While half my brain struggles to compute – This can’t be happening. This is happening – the other half of my brain is already pinpointing the location of the shooters, estimating wind direction, taking aim. I start firing back, lying flat on the ground, bullets whipping past my shoulder, smacking into the dirt all around me. There’s more than one shooter. We’re being attacked from several directions. It’s an ambush. I call in our position. Yell for back-up. I can’t hear anything – no roger that– over the noise of machine-gun fire. Did they hear? Are they coming? How long do we have to hold them off for?

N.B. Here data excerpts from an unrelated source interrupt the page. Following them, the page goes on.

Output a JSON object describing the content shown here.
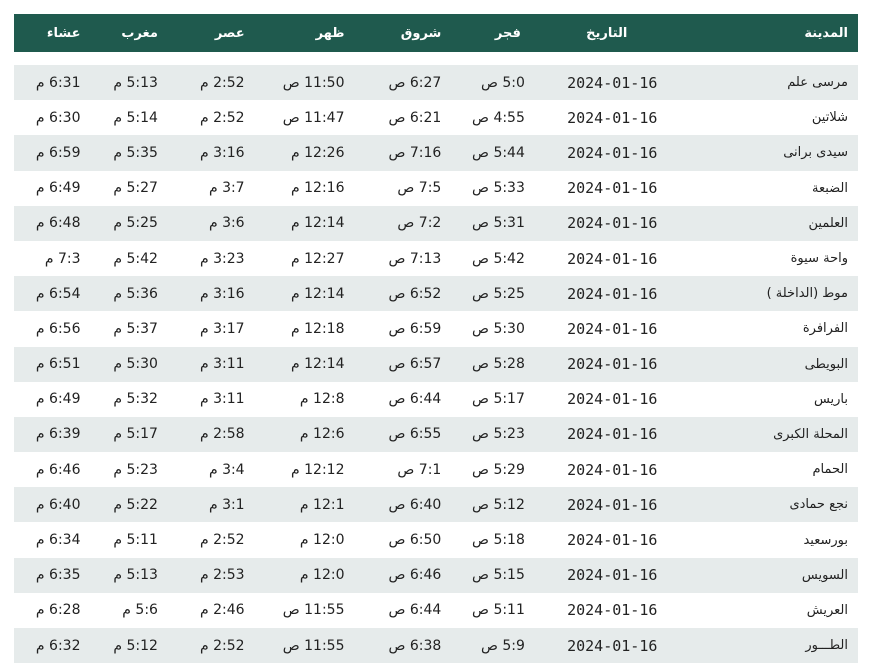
{
  "table": {
    "headers": [
      "المدينة",
      "التاريخ",
      "فجر",
      "شروق",
      "ظهر",
      "عصر",
      "مغرب",
      "عشاء"
    ],
    "rows": [
      [
        "مرسى علم",
        "2024-01-16",
        "5:0 ص",
        "6:27 ص",
        "11:50 ص",
        "2:52 م",
        "5:13 م",
        "6:31 م"
      ],
      [
        "شلاتين",
        "2024-01-16",
        "4:55 ص",
        "6:21 ص",
        "11:47 ص",
        "2:52 م",
        "5:14 م",
        "6:30 م"
      ],
      [
        "سيدى برانى",
        "2024-01-16",
        "5:44 ص",
        "7:16 ص",
        "12:26 م",
        "3:16 م",
        "5:35 م",
        "6:59 م"
      ],
      [
        "الضبعة",
        "2024-01-16",
        "5:33 ص",
        "7:5 ص",
        "12:16 م",
        "3:7 م",
        "5:27 م",
        "6:49 م"
      ],
      [
        "العلمين",
        "2024-01-16",
        "5:31 ص",
        "7:2 ص",
        "12:14 م",
        "3:6 م",
        "5:25 م",
        "6:48 م"
      ],
      [
        "واحة سيوة",
        "2024-01-16",
        "5:42 ص",
        "7:13 ص",
        "12:27 م",
        "3:23 م",
        "5:42 م",
        "7:3 م"
      ],
      [
        "موط (الداخلة )",
        "2024-01-16",
        "5:25 ص",
        "6:52 ص",
        "12:14 م",
        "3:16 م",
        "5:36 م",
        "6:54 م"
      ],
      [
        "الفرافرة",
        "2024-01-16",
        "5:30 ص",
        "6:59 ص",
        "12:18 م",
        "3:17 م",
        "5:37 م",
        "6:56 م"
      ],
      [
        "البويطى",
        "2024-01-16",
        "5:28 ص",
        "6:57 ص",
        "12:14 م",
        "3:11 م",
        "5:30 م",
        "6:51 م"
      ],
      [
        "باريس",
        "2024-01-16",
        "5:17 ص",
        "6:44 ص",
        "12:8 م",
        "3:11 م",
        "5:32 م",
        "6:49 م"
      ],
      [
        "المحلة الكبرى",
        "2024-01-16",
        "5:23 ص",
        "6:55 ص",
        "12:6 م",
        "2:58 م",
        "5:17 م",
        "6:39 م"
      ],
      [
        "الحمام",
        "2024-01-16",
        "5:29 ص",
        "7:1 ص",
        "12:12 م",
        "3:4 م",
        "5:23 م",
        "6:46 م"
      ],
      [
        "نجع حمادى",
        "2024-01-16",
        "5:12 ص",
        "6:40 ص",
        "12:1 م",
        "3:1 م",
        "5:22 م",
        "6:40 م"
      ],
      [
        "بورسعيد",
        "2024-01-16",
        "5:18 ص",
        "6:50 ص",
        "12:0 م",
        "2:52 م",
        "5:11 م",
        "6:34 م"
      ],
      [
        "السويس",
        "2024-01-16",
        "5:15 ص",
        "6:46 ص",
        "12:0 م",
        "2:53 م",
        "5:13 م",
        "6:35 م"
      ],
      [
        "العريش",
        "2024-01-16",
        "5:11 ص",
        "6:44 ص",
        "11:55 ص",
        "2:46 م",
        "5:6 م",
        "6:28 م"
      ],
      [
        "الطـــور",
        "2024-01-16",
        "5:9 ص",
        "6:38 ص",
        "11:55 ص",
        "2:52 م",
        "5:12 م",
        "6:32 م"
      ]
    ]
  }
}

Beside me Harrison goes down, pitching face first into the dirt. Bailey – loud-mouthed, twenty years old, on his second tour – is lying in the centre of the road, clutching his leg, screaming a high-pitched scream that cuts out in the next second as a bullet slices through his windpipe.
Heart on fire, adrenaline scoring acid through my veins, blood drumming in my ears, I ignore the dancing bullets and sprint towards him, lace my arm beneath his shoulders and drag him back off the road, down into a ditch. His eyes roll in his head, big with fear, bright with pain. He makes a choking, gurgling sound and blood foams over his lips. My hands are hot with it, slippery with it. I fumble for the tourniquet on my belt.
Taylor, the unit medic, is at my side. He jabs a morphine shot into Bailey’s thigh and snatches the tourniquet from my hand. I roll onto my stomach, poke my head above the ditch and do a head count.
Sanchez and Lutter are still sheltering behind the car, taking turns to spot and return fire. Sanders, barely concealed behind a boulder, makes a mad dash for it, out into the open, before throwing himself down in the dirt beside Sanchez. He’s opting to ride out the ambush with them, behind the solid wall of metal. Oh shit. With a burst of clarity, I see the plan.
The car. They’re trying to get us all to shelter behind the car. I scan the hillside where the gunmen are shelteri
ng and catch a glimmer of sunlight bouncing off metal. Rocket launcher.
I stand up, my knee jolts out, a hot eruption of pain behind my kneecap. ‘Sanchez!’ I holler. ‘Get back!’
I hit my radio button.
Sanchez turns to look at me.
‘The car!’ I yell.
I see the flare of understanding cross his face, and then it’s gone, obliterated by a wall of white light that opens up the sky, rips apart the earth beneath my feet and sends me hurtling head first into an abyss.
I’m still falling.
‘Hey, Lieutenant!’
It’s Sanchez. He always bangs his wheelchair into the door to announce his arrival. I hear the electric whir of the chair as he manoeuvres his way into the room uninvited, and grit my teeth. It’s not that I don’t appreciate his company – it’s better than listening to Fox News all day and the endless bullshit from the stream of neurologists, orthopaedic surgeons and trauma counsellors that flow through my room; it’s just that Sanchez is relentlessly positive. The guy lost a leg and an arm and you’d think he’d won a season ticket to see the Lakers. I don’t know what to do with that.
‘You seen the hot new intern?,’ he starts before stopping abruptly. ‘Oh shit. Sorry, dude.’
Maybe if I ignore him he’ll go away.
‘She’s Doctor Monroe’s daughter, I hear. You should check out the bazungas on . . . shit. Sorry.’
I grimace at him.
‘She’s hot, that’s all,’ he goes on.
Hot. Right. That’s a pointless descriptor for me these days.
‘She looks like Vanessa Hudgens, only with bigger – you know . . .’
I have no idea who Vanessa Hudgens is, and even if I did I couldn’t care less.
‘I don’t know what Doctor Monroe’s thinking, letting her into this zoo. It’s like throwing fresh meat to hungry raptors.’
Someone clears their throat in the doorway. I turn my head.
‘Sanchez?’
It’s José, the medic guy who’s in charge on this floor. ‘You got an appointment over in prosthetics. You’re late.’
‘All right, all right. I gotta go,’ Sanchez says to me. ‘They’re fitting me for my bionic arm. I’m going to make Robert Downey Junior in his Iron Man suit weep with envy. See you later.’